We are witnessing, therefore a movement that embraces all things normal - like dated kitchen cupboards and home hacks that don't cost the earth.
The appeal of these 'flawed spaces' was also underlined by the popularity and appeal of American socialite Julia Fox’s ‘underwhelming apartment tour.’ With limited space, toys scattered about and shoeboxes in the kitchen, the video received rave reviews for its honesty and realism. Viewers loved the realism that someone so outwardly successful still had to worry about where her children's toys go and how little space she had for shoes.
This less pressurised view is perhaps more realistic for a lot of us who don't have hours to deep clean our bathroom with a myriad of products - these videos are great to watch but more difficult to maintain in our own lives.
So, where do brands and businesses fit into this new narrative?
There is certainly positivity to be found in romanticising something as simple as housework, however despite Britain’s pandemic-era rise in stay-at-home fathers, 66% of women still say cleaning is their responsibility (YouGov, 2022).
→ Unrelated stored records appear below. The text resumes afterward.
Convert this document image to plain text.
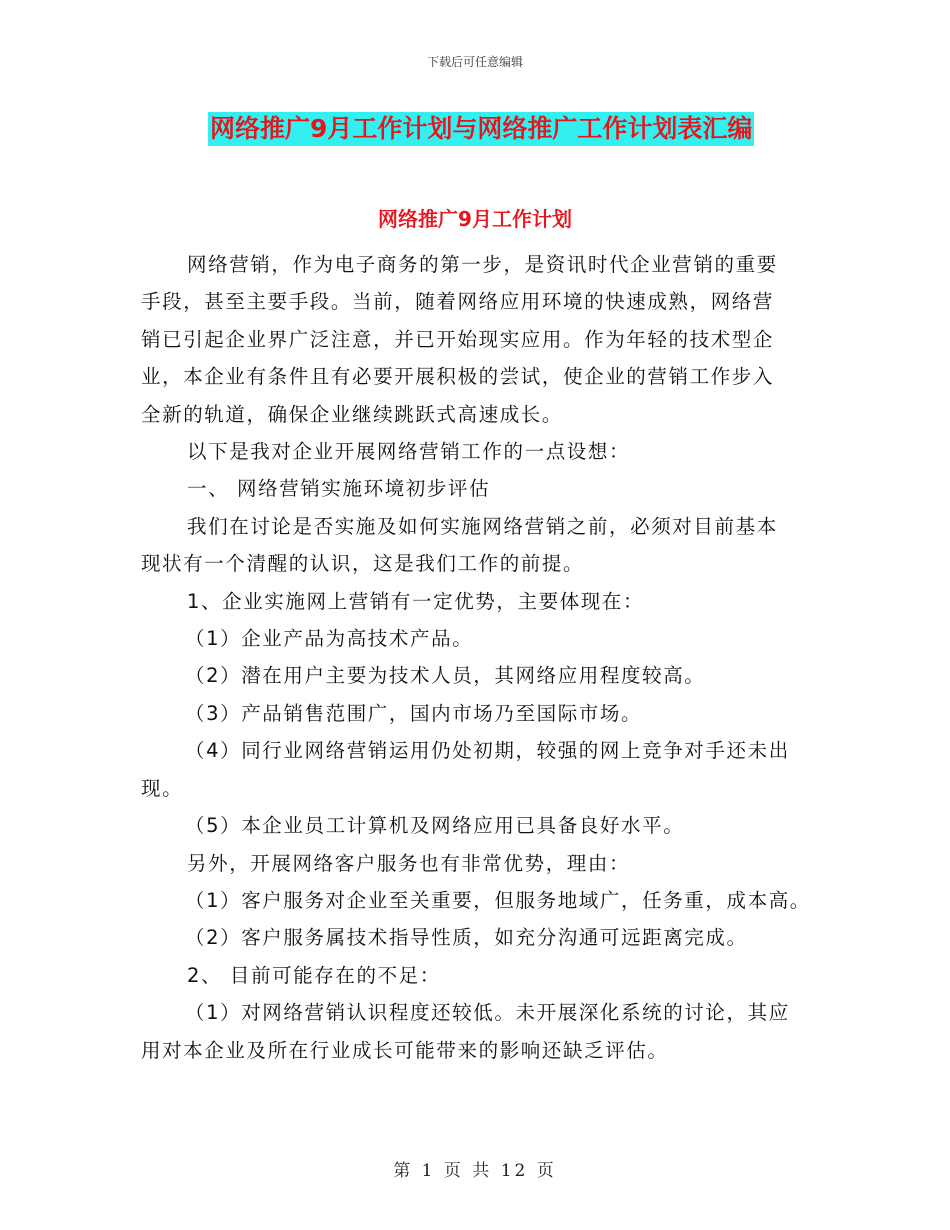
下载后可任意编辑
网络推广9月工作计划与网络推广工作计划表汇编
网络推广9月工作计划

网络营销，作为电子商务的第一步，是资讯时代企业营销的重要

手段，甚至主要手段。当前，随着网络应用环境的快速成熟，网络营

销已引起企业界广泛注意，并已开始现实应用。作为年轻的技术型企

业，本企业有条件且有必要开展积极的尝试，使企业的营销工作步入

全新的轨道，确保企业继续跳跃式高速成长。

以下是我对企业开展网络营销工作的一点设想：

一、 网络营销实施环境初步评估

我们在讨论是否实施及如何实施网络营销之前，必须对目前基本

现状有一个清醒的认识，这是我们工作的前提。

1、企业实施网上营销有一定优势，主要体现在：

（1）企业产品为高技术产品。

（2）潜在用户主要为技术人员，其网络应用程度较高。

（3）产品销售范围广，国内市场乃至国际市场。

（4）同行业网络营销运用仍处初期，较强的网上竞争对手还未出

现。

（5）本企业员工计算机及网络应用已具备良好水平。

另外，开展网络客户服务也有非常优势，理由：

（1）客户服务对企业至关重要，但服务地域广，任务重，成本高。

（2）客户服务属技术指导性质，如充分沟通可远距离完成。

2、 目前可能存在的不足：

（1）对网络营销认识程度还较低。未开展深化系统的讨论，其应

用对本企业及所在行业成长可能带来的影响还缺乏评估。

第 1 页 共 12 页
Consequently, is this new narrative a way to reposition a burden as a lifestyle choice?
The gendered history of domestic labour and the figure of the 'housewife' seems to have been re-written in a new way to ensure women's willingness to participate in unpaid labour.
Ensure to recognise this gender-clean gap and engage young people to encourage future generations to be equitable, thereby prompting incremental change.
In a time of widespread uncertainty encourage discussion of wider social, economic, and political issues and focus on reality. Show people the real side of you as a brand and encourage honest representation. Be a space where the pressure is off!
Play into the acceptance of ‘messiness’ – identify the kinds of lifestyles your consumers want to create and then provide moments which allow them to make their goals a reality.